Là, sont alignées toutes les tenues de Marie-Jeanne. Son tailleur bleu qu’elle met souvent pour les conseils de direction, celui qui lui donne l’air d’une hôtesse de l’air. Son ensemble rouge foncé qu’elle réserve pour les grandes occasions, quand elle doit accueillir un visiteur de marque.
Une à une, il fait glisser toutes ses robes sur la tringle chromée. Il y a même cette horrible robe jaune d’or qui la boudine, heureusement, elle ne la met plus souvent...
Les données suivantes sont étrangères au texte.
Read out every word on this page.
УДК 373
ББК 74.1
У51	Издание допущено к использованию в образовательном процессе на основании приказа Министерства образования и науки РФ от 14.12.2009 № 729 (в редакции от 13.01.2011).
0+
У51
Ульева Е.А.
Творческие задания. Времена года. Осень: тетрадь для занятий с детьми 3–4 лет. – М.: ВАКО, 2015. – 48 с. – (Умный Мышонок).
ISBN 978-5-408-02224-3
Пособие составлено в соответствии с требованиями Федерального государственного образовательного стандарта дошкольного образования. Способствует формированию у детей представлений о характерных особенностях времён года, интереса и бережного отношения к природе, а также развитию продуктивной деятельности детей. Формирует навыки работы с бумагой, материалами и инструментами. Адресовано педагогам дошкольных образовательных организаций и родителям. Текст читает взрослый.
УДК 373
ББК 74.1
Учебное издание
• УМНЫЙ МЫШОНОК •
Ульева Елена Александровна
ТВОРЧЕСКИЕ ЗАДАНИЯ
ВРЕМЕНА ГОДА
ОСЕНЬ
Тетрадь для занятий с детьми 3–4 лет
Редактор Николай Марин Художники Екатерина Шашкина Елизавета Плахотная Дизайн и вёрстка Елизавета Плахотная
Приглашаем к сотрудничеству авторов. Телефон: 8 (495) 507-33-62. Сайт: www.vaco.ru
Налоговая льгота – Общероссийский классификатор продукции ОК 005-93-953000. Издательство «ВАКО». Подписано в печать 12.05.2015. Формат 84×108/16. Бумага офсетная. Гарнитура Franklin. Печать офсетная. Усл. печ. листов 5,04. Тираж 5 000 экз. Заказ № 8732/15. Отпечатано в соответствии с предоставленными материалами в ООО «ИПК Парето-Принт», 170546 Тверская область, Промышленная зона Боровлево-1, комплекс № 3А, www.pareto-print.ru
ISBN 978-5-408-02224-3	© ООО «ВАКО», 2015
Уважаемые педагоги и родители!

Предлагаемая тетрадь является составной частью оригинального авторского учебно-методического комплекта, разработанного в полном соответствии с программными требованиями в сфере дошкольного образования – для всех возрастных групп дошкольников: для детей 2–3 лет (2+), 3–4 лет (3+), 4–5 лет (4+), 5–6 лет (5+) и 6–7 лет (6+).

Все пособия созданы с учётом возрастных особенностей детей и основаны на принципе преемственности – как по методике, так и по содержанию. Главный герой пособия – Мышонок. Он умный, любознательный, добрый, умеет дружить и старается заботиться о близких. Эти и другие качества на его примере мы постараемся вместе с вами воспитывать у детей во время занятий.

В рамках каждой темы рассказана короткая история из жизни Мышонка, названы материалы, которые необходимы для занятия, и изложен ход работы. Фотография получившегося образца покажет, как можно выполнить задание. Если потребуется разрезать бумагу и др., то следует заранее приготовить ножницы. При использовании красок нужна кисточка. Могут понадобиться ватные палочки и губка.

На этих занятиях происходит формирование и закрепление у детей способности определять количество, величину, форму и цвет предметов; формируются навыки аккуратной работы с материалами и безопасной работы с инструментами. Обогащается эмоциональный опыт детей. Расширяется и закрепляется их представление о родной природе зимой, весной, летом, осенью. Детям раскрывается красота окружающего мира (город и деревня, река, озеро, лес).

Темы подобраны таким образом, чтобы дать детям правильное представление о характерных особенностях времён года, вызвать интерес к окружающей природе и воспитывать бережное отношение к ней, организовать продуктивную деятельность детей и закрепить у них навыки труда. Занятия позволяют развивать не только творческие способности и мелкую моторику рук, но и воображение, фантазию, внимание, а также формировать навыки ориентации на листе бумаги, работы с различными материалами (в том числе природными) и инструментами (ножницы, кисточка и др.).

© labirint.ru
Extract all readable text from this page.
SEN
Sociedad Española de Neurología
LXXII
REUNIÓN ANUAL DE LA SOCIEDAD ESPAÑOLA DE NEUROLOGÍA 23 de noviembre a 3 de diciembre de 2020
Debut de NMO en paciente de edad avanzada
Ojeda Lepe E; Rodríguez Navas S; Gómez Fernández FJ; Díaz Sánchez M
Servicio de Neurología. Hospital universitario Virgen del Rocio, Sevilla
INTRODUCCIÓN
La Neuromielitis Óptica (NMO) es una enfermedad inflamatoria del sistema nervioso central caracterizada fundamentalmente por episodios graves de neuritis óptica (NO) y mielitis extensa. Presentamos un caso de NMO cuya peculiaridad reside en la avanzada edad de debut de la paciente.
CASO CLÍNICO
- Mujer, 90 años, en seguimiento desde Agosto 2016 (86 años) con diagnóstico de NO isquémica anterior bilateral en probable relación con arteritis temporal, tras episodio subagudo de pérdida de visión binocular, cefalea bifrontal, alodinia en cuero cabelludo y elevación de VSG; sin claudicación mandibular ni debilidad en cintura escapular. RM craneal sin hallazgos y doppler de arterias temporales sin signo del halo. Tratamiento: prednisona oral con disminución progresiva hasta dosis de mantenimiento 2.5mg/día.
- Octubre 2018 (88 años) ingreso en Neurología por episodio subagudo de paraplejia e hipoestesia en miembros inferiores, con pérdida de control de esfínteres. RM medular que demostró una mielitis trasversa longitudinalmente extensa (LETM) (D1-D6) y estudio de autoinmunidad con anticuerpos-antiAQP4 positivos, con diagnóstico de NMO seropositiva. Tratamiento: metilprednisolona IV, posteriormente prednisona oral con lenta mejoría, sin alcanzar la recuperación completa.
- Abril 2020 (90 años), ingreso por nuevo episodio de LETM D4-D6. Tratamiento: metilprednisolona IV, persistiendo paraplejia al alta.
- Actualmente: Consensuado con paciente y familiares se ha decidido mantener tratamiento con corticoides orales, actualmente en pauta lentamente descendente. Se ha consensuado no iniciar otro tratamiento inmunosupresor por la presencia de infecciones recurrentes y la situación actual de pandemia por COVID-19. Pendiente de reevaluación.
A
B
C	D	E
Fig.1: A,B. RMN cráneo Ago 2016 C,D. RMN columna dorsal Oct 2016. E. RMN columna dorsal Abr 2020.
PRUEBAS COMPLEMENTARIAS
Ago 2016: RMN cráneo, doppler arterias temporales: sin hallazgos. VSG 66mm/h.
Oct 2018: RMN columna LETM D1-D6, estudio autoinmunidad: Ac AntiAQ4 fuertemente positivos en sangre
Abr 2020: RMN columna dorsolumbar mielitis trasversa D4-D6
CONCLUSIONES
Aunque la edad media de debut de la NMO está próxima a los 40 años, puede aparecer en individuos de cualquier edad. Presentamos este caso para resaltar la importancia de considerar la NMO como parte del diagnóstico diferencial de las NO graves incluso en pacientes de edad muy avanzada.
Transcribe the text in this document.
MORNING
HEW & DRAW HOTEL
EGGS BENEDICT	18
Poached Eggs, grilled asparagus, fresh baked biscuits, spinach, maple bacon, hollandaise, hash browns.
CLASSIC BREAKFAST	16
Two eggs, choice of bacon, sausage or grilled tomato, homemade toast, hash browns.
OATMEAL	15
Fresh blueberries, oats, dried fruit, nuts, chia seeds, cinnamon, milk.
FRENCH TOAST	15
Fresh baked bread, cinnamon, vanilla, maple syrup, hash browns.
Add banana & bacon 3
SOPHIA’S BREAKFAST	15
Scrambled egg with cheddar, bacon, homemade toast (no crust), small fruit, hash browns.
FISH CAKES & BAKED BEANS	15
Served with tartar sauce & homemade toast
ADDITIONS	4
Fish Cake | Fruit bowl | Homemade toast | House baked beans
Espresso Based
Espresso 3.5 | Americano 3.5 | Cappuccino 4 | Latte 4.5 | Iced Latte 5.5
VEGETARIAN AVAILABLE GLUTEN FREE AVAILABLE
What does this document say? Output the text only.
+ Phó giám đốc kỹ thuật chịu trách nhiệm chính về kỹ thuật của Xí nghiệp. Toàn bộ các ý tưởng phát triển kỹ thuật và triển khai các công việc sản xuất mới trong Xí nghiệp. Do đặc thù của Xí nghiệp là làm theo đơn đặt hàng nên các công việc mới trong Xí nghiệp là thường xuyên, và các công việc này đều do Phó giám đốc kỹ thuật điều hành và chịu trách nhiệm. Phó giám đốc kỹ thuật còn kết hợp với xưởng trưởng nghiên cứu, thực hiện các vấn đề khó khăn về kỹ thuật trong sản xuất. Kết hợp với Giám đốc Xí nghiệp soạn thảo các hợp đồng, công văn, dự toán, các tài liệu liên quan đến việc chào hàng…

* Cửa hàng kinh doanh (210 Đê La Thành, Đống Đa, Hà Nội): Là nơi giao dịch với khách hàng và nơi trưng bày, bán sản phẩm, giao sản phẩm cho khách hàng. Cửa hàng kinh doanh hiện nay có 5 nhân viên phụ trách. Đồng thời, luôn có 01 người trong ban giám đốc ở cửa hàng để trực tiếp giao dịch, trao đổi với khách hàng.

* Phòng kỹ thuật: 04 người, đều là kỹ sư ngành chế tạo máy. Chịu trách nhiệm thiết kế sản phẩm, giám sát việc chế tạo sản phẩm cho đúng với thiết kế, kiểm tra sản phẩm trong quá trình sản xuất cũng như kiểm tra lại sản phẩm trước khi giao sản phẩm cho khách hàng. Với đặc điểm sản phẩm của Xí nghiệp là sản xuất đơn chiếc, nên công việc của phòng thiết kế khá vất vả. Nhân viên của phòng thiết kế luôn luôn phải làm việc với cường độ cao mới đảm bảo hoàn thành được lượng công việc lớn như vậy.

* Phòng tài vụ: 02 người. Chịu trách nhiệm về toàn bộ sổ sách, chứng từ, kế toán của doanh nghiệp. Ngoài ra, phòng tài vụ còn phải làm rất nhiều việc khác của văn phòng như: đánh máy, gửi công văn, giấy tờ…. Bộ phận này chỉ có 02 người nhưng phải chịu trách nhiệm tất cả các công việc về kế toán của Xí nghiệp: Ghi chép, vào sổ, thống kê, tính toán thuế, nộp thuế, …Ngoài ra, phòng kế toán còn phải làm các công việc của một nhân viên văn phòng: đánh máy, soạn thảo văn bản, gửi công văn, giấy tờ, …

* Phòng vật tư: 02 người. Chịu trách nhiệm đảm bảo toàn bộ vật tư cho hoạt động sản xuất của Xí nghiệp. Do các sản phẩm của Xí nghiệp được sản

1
Et ses jupes plissées sur lesquelles il a toujours fantasmé…
Ses robes d’été bien décolletées pour lui reluquer les seins quand elle revient de vacances la peau bronzée…
Tiens, il y a là son manteau en fourrure synthétique qu’elle traîna bien cinq ou six ans.
Et tous ses jeans, ses pantalons, ses chemisiers soyeux, tout est là, bien plié, bien rangé, ça sent bon la lavande.
Il a sous les yeux toutes les Madame Chamard alignées devant lui, celle du printemps, de l’été, de l’hiver… Une femme « du bureau » comme il dit… Une femme de son quotidien…Une femme tout simplement…
Il sort de la penderie une robe noire qu’il ne lui a jamais vue au bureau et la presse contre sa poitrine. C’est doux, ça sent bon...
Il entend du bruit dans la chambre, elle doit se réveiller…
Vite, il remet la robe dans la penderie. De quoi il aurait l’air si elle le trouvait à poil, une de ses robes dans les mains ?
Marie-Jeanne, il l’a peut-être mal jugée. En fait, c’est une brave fille, un peu chiante, mais laquelle ne l’est pas !
Elle s’est réveillée. Elle est plutôt jolie avec ses cheveux défaits…
- Mais qu’est-ce que tu fais, Pierrot ? Viens, j’ai encore besoin que tu me prennes dans tes bras…
- Tu crois que c’est bien sérieux… répondit-il doucement, pris tout à coup de vagues scrupules.
- On s’en fout ! dit-elle, plus câline que jamais.
Il était dans de beaux draps, et il le savait.